That hypothesis is what spawned Google's Chromebook concept, a line of low-cost laptops designed to quickly launch a web browser with no muss or fuss. Like tablets, they turn on quickly and are intuitive to use, with little to no computer experience required. If you can use a web browser, you can use this computer.
Samsung is one of three manufacturers that released a Chromebook into the Canadian market on Tuesday, with its version priced at $270. It's lightweight at about 2.5 pounds, has an 11.6-inch screen, gets about six hours of battery life, and its processor runs cool, so the computer doesn't require a fan and never gets warm.
What it does, it does well. Using the web on Samsung's Chromebook doesn't feel like a compromised experience, as it often does on a tablet or smartphone. Browsing with many tabs open and handling Flash video and games are no problem for this device. Video streaming within the browser on Netflix and YouTube is generally sharp and smooth, although occasionally there are little lags and hiccups that expose the machine's lack of processing power. Switching to full screen viewing on YouTube is fine - as long as you leave the video alone. As soon as you move the cursor or try to switch back to a smaller video screen things noticeably lag and slow down.
Don't expect much from the built-in speakers - music in particular does not sound great coming out of them - but they're good enough in most cases.
The keyboard feels good to type on but because it's a small machine there are many missing keys, including Page Up and Page Down, which some web junkies will miss right away. But there is a long list of keyboard shortcuts that replace the functions of the missing keys, for those willing to learn them.
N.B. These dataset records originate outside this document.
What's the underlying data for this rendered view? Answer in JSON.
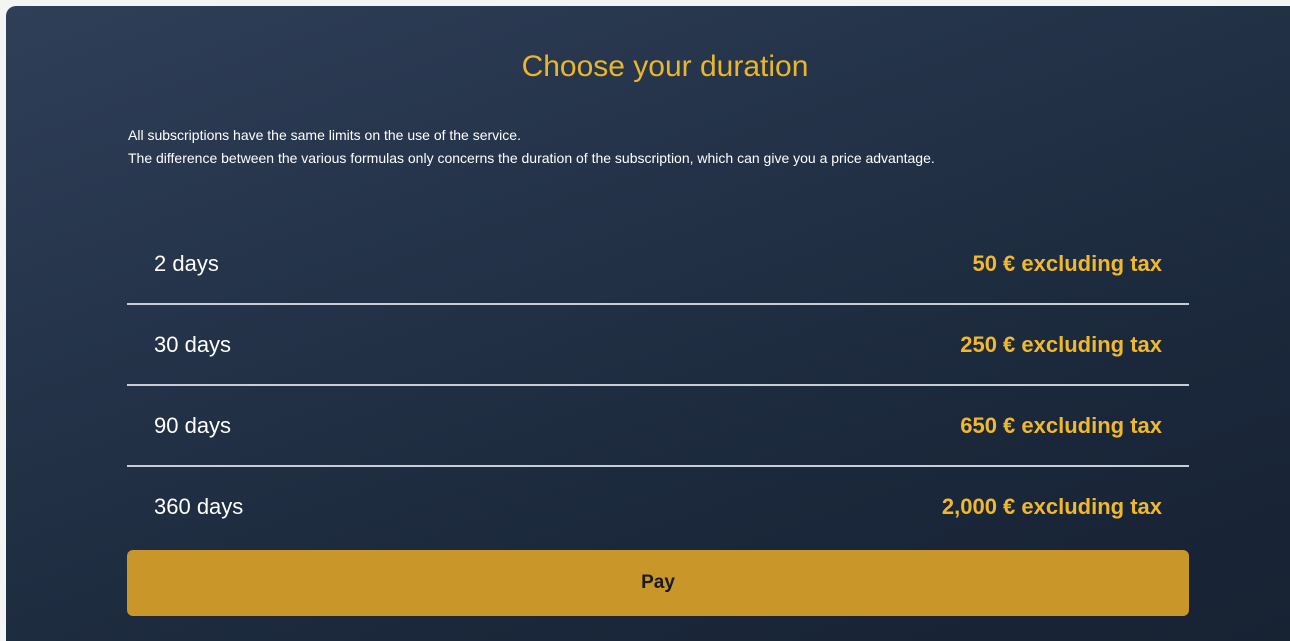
{
  "header": {
    "title": "Choose your duration"
  },
  "description": {
    "line1": "All subscriptions have the same limits on the use of the service.",
    "line2": "The difference between the various formulas only concerns the duration of the subscription, which can give you a price advantage."
  },
  "plans": [
    {
      "duration": "2 days",
      "price": "50 € excluding tax"
    },
    {
      "duration": "30 days",
      "price": "250 € excluding tax"
    },
    {
      "duration": "90 days",
      "price": "650 € excluding tax"
    },
    {
      "duration": "360 days",
      "price": "2,000 € excluding tax"
    }
  ],
  "actions": {
    "pay_label": "Pay"
  },
  "colors": {
    "accent": "#e9b72c",
    "button": "#c9962a",
    "panel": "#243349"
  }
}
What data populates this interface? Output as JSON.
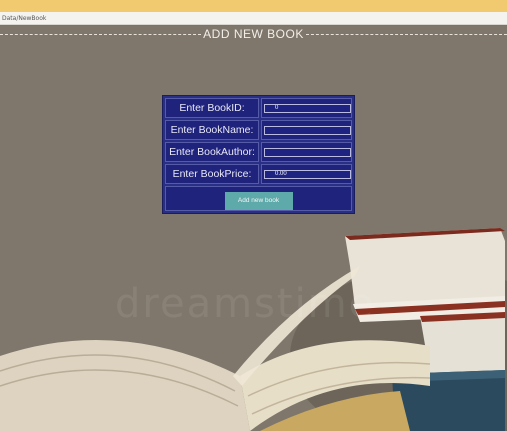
{
  "browser": {
    "url": "Data/NewBook"
  },
  "page": {
    "title": "ADD NEW BOOK"
  },
  "form": {
    "book_id_label": "Enter BookID:",
    "book_id_value": "0",
    "book_name_label": "Enter BookName:",
    "book_name_value": "",
    "book_author_label": "Enter BookAuthor:",
    "book_author_value": "",
    "book_price_label": "Enter BookPrice:",
    "book_price_value": "0.00",
    "submit_label": "Add new book"
  },
  "background": {
    "watermark": "dreamstime"
  },
  "colors": {
    "top_bar": "#f1c96e",
    "form_background": "#1f237c",
    "button": "#5ea9a9"
  }
}
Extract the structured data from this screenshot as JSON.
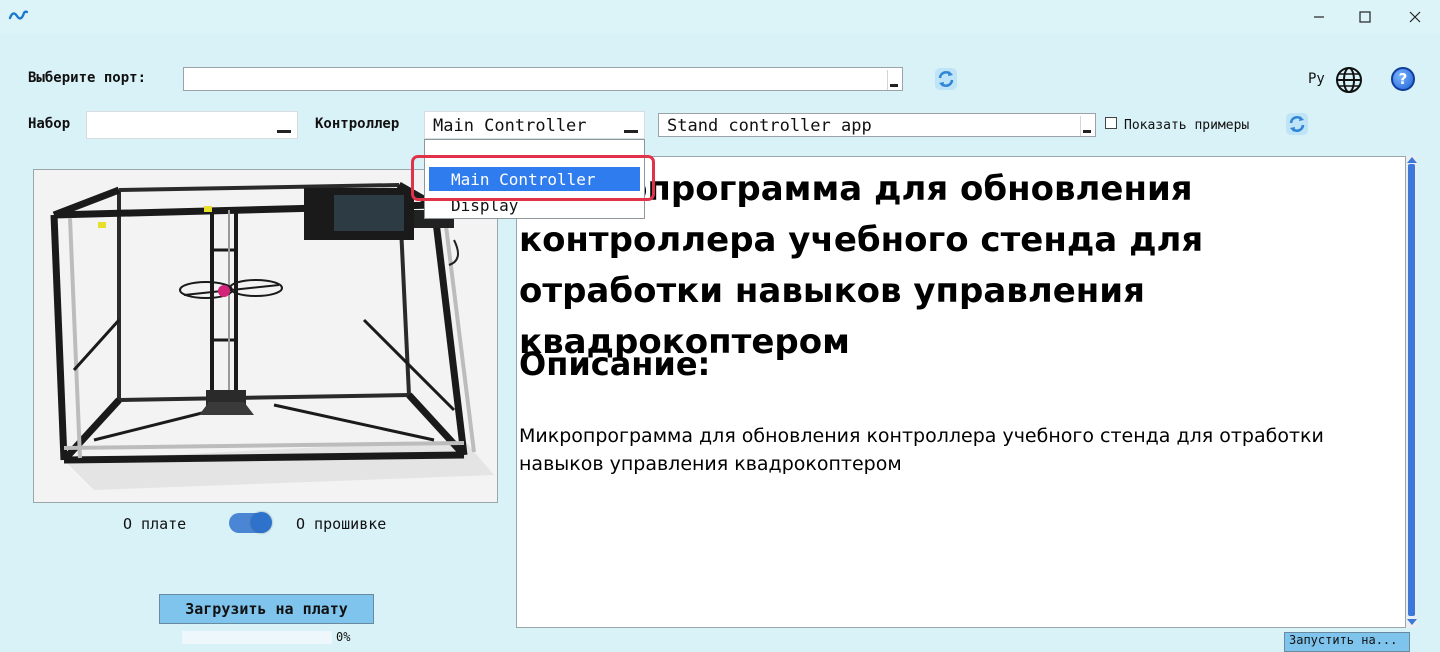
{
  "window": {
    "logo_icon": "app-logo-icon",
    "minimize_icon": "minimize-icon",
    "maximize_icon": "maximize-icon",
    "close_icon": "close-icon"
  },
  "port": {
    "label": "Выберите порт:",
    "value": ""
  },
  "language": {
    "label": "Ру",
    "icon": "globe-icon"
  },
  "help_icon": "?",
  "kit": {
    "label": "Набор",
    "value": ""
  },
  "controller": {
    "label": "Контроллер",
    "value": "Main Controller",
    "options": [
      "Main Controller",
      "Display"
    ],
    "selected_index": 0
  },
  "firmware": {
    "value": "Stand controller app"
  },
  "examples": {
    "label": "Показать примеры",
    "checked": false
  },
  "toggle": {
    "left_label": "О плате",
    "right_label": "О прошивке",
    "state": "right"
  },
  "upload": {
    "label": "Загрузить на плату",
    "progress_text": "0%",
    "progress": 0
  },
  "description": {
    "title": "Микропрограмма для обновления контроллера учебного стенда для отработки навыков управления квадрокоптером",
    "subtitle": "Описание:",
    "body": "Микропрограмма для обновления контроллера учебного стенда для отработки навыков управления квадрокоптером"
  },
  "run_button": {
    "label": "Запустить на..."
  },
  "colors": {
    "background": "#d9f2f7",
    "accent": "#2f7cef",
    "highlight_frame": "#e0334a",
    "button": "#7fc4ec"
  }
}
While Google's ads for Chromebooks suggest the laptops are "for everyone" that's not really the case. They're not a good fit as a primary computer for gamers, regular users of Microsoft Office and photo or video editing software, or anyone who's looking for a conventional machine that does it all. But those users might find a Chromebook useful as a cheap second computer, to have in the kitchen or living room for some quick web browsing.
The Chromebook is primarily designed for web use but it isn't completely useless while offline. Some apps available through the Chrome Web Store, such as "Angry Birds," can be downloaded and run without an Internet connection, and you can work on Google Docs projects or respond to messages in Gmail while offline. But using a Chromebook is really about getting online and its functionality is severely reduced without the Internet.
Samsung's Chromebook hits the market at an interesting price point.
It's a little more expensive than Google's entry-level tablet, the Nexus 7 at $209, but cheaper than any iPad, which might intrigue some tablet shoppers who mainly want a device for web browsing and don't mind a little extra heft. Samsung's Chromebook is about a pound heavier than a large iPad and about 1.75 pounds more than the iPad Mini.
Some consumers might argue that spending an extra $200 would buy a far better computer, which is true, but Samsung's Chromebook is more about getting the best bang for your web browsing buck. For a user who rarely strays from the web browser, the sub-$300 machine performs just about as well as a $500 computer, at nearly half the price.